Kamis, 05 Juni 2014

Acha...titik titik



Braga,2011
            Hari itu Acha bertemu temannya. Tidak sengaja. Tanpa skenario. Tanpa rencana. Semuanya kebetulan semata. Pandangan Acha sudah melihatnya sejak temannya masih jauh disana, tapi Acha masih berpura-pura tak melihat hingga pada akhirnya temannya perlahan-lahan menghampiri Acha. Dan luntur lah percakapan diantara mereka. Antara Acha dan Irfan.


“Kamu sendiri cha?” tanya teman itu.
“Ya, lagi apa kamu disini” memandangi dia dari atas ke bawah.
“lagi main”
“sama?”
“tuuuh… sama dia”
“…”

            Acha terkejut melihat sosok sang dia yang ditunjuk temannya itu.
Oh Tuhan, apalagi skenario-Mu. 
Sang dia , sebut saja A. mulai menghampiri Acha dan temannya.
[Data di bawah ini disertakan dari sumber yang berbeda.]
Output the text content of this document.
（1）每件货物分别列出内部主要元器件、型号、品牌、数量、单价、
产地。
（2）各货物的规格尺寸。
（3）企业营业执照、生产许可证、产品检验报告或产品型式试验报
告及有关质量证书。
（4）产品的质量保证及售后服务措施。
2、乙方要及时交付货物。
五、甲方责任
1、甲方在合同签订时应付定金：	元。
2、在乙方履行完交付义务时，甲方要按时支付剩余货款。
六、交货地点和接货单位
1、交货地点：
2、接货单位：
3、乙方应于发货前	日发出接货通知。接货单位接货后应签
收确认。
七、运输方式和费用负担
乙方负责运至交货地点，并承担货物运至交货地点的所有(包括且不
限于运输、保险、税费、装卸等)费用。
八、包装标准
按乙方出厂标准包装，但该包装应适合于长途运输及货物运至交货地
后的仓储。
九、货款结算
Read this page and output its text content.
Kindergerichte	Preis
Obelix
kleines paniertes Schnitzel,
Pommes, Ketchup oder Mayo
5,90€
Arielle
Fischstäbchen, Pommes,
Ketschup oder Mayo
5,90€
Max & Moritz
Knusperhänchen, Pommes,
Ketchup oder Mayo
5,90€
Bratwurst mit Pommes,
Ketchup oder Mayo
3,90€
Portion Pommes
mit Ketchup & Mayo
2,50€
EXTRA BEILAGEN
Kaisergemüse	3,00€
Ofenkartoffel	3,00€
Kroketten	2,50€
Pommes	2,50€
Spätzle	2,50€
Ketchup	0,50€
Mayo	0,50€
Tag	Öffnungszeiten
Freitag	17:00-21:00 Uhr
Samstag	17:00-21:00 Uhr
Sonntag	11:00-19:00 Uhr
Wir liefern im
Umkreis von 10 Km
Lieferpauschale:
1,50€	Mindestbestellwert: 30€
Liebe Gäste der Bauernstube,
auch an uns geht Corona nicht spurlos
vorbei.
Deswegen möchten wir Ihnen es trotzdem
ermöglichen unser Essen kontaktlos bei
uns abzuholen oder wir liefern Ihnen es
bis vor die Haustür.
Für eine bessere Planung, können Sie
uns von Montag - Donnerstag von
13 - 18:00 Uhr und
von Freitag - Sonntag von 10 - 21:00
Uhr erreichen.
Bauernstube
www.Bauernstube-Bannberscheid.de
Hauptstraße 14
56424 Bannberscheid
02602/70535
“Hallo cha…apa kabar” menatap Acha tajam.
“hai! Baik , kamu?” Acha tunduk, seakan A tak ada didepannya.
“Baik, sendiri aja cha?”
“iya, aku pergi duluan ya” Acha bergegas meninggalkan mereka.
"..."



“TUNGGU cha….” Teriak Irfan
“ada apa lagi ya?”
‘ada yang ingin mengatakan sesuatu kepadamu”
“siapa?”
“dia dia…” sambil menyeret A ke depan mata Acha.
“Maaf, aku sedang buru-buru. Lain kali saja”
“…”


            Oh Tuhan, kebohongan apa lagi yang harus aku lakukan. Berbohong itu sulit...berbelit. Aku harus menyusun skenario agar kebohongan ini indah, agar kebohongan ini tak ada yang tahu, agar aku dan Tuhan saja yang tahu. Tapi itu sulit, saat harus membuat jalan cerita yang sama sekali tidak pernah terjadi, saat kebohongan itu ketahuan. Plaaak. Tapi ini bukan lagi tentang bagaimana hal itu bisa terjadi tapi ini tentang bagaimana bisa  membohongi perasaan sendiri. Kalau ternyata A , sesungguhnya aku ingin berbicara denganmu juga. I just want to be still for awhile.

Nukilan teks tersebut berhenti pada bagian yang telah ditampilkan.